Харків, Лисичанськ і Сєвєродонецьк — у фотощоденнику Влада Краснощока
Харків, Лисичанськ і Сєвєродонецьк — у фотощоденнику Влада Краснощока

“When Asked If There Are Mines Here, He Said: “Percentage 80/20 — Every Fifth Step Is Dangerous.” Diary of a Military Photographer

Vlad Krasnoshchok

The photographer Vlad Krasnoshchok went with the Armed Forces of Ukraine to collect the trophy equipment of the Russian army, saw the positions from which the occupiers shelled the city infrastructure, walked through mined cities, and continues to document the chronicle of the destruction of Kharkiv.

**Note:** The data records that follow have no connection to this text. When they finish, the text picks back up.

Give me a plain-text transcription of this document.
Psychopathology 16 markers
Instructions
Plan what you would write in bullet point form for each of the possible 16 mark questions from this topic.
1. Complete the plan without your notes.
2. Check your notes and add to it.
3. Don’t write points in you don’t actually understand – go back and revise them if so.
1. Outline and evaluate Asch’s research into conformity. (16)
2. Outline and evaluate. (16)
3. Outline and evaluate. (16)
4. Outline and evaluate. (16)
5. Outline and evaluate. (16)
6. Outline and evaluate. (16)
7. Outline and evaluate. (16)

Zaborona publishes Krasnoshchok’s photo diary.

About the author: Vlad Krasnoshchok is an artist from Kharkiv who works with photography, a member of the band “Shylo.” Since the first days of the war, Vlad has been documenting his native Kharkiv, traveling with volunteers to Lysychansk and other cities of Donbas. Photographs for the museum of the Kharkiv School of Photography.

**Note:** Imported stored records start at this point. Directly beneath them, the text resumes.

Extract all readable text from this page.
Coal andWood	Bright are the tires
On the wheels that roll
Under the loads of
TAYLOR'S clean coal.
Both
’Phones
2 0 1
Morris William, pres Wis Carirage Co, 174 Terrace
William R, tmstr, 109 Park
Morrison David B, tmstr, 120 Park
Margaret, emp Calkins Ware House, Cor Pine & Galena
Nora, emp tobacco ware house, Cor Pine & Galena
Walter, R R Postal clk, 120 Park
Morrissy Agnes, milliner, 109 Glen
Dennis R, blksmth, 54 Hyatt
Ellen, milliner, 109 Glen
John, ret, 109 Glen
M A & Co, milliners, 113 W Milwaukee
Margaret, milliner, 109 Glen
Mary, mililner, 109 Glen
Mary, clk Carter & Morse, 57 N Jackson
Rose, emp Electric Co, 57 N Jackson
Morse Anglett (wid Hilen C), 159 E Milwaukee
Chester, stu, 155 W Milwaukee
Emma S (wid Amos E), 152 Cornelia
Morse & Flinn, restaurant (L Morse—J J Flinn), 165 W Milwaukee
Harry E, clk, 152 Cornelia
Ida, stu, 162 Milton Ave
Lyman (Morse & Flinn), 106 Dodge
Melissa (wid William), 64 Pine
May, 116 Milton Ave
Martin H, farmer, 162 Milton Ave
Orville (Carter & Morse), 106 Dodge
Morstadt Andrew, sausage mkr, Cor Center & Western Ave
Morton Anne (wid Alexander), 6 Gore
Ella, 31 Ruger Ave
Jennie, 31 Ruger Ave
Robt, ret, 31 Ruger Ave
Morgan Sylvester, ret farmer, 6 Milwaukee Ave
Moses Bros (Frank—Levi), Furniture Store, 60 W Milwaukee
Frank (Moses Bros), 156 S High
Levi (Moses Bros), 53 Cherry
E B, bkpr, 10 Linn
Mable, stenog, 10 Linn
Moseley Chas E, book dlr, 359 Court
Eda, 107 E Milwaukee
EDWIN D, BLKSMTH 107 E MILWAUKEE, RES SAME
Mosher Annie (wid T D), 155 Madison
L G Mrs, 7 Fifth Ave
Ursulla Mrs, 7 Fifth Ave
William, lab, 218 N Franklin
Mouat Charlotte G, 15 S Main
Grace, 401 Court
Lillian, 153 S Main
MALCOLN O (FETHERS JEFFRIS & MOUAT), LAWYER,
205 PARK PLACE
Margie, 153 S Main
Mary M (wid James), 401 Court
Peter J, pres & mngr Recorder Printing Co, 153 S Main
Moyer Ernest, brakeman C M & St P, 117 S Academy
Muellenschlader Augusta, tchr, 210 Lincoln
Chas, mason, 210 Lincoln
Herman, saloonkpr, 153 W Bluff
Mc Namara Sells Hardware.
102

There were two Sashko, Vadim, Mykola Mykolayovych, and a guy with a Bulgarian woman in the car. Similarly, I was sitting somewhere nearby, holding lots of cameras. I was asked to shoot for the Kharkiv Defense Museum. We were driving across the district road to the same broken-down convoy, which included, among other things, fried OMON policemen who were going to “free” us.
Driving to the district office, the guy with the Bulgarian woman asked for a sedative pill. During the war, he did not go far from home, and the places we approached were regularly shelled by the fucking “Grad.” Having arrived at the place, I took a little digital picture for the benefit of the motherland and, in parallel, took a little bit of black and white film for the motherland and myself. Kharkiv “octopuses” (Kraken unit) approached us to dismantle the surviving “cans” (broken orcs’ equipment). The guy with the Bulgarian started cutting some kind of cannon and calmed down a bit, while we, two Sashko and Vadim, went to examine the wounded and killed “Tigers” and other fried scrap metal.
The guys were fun, with a sense of humor. Commander Sasha with an open smile, like Gagarin, Sasha and Vadim are brothers, also cheerful and cool guys. Mykola Mykolayovych managed the process of sawing off artifacts. When we did everything, the fucking hailstones started flying, and the guy with the Bulgarian girl turned pale again. The military guys turned on the Stebalov mode and mocked us until we arrived in Kharkiv and unloaded the good cut from the “cans.” Then there was a trip to the “pidarposadka” (a forest plantation in the area of ​​Malaya Rogani, where the orks’ equipment was stationed), from where the bastards fired at the Horizon, the Chuguyiv highway, the KhTZ area, and wherever the map lays.
Two Sashas, ​​two best friends, walked ahead confidently, I followed them and buzzed my horizon. When asked if there were mines here, Sashko, the commander with an open smile, said that the percentage was 80/20. That meant every fifth step was dangerous, but no one was afraid. This is how I met and became friends with the defenders of Kharkiv and our country. Later, I traveled with volunteers to Donbas and managed to visit Lysychansk, Severodonetsk, Privila, Sloviansk, Bakhmut, Avdiivtka, and other hot spots. The Bakhmut — Lysychansk road was a zigzag of embankments, on the sides of which lay the corpses of civilian vehicles. The fields around were dotted with round black spots, like the ceilings in the porches of our nine-story buildings, from which a burnt match sticks out.
Two months have passed. Sashko celebrated his thirtieth wedding anniversary, and the other Sashko, as always with a smile, told how he taught the young soldier the decorations of war. Some time passed, and I was standing on the Alley of Glory of the famous Kharkiv cemetery. The guys carrying the varnished coffin out of the car approached me and said: “Vlad, start, let’s work.” In the coffin was the same commander with an open smile, Sashko, who gave his life in the battle near Kharkiv — the only casualty of that day. The end.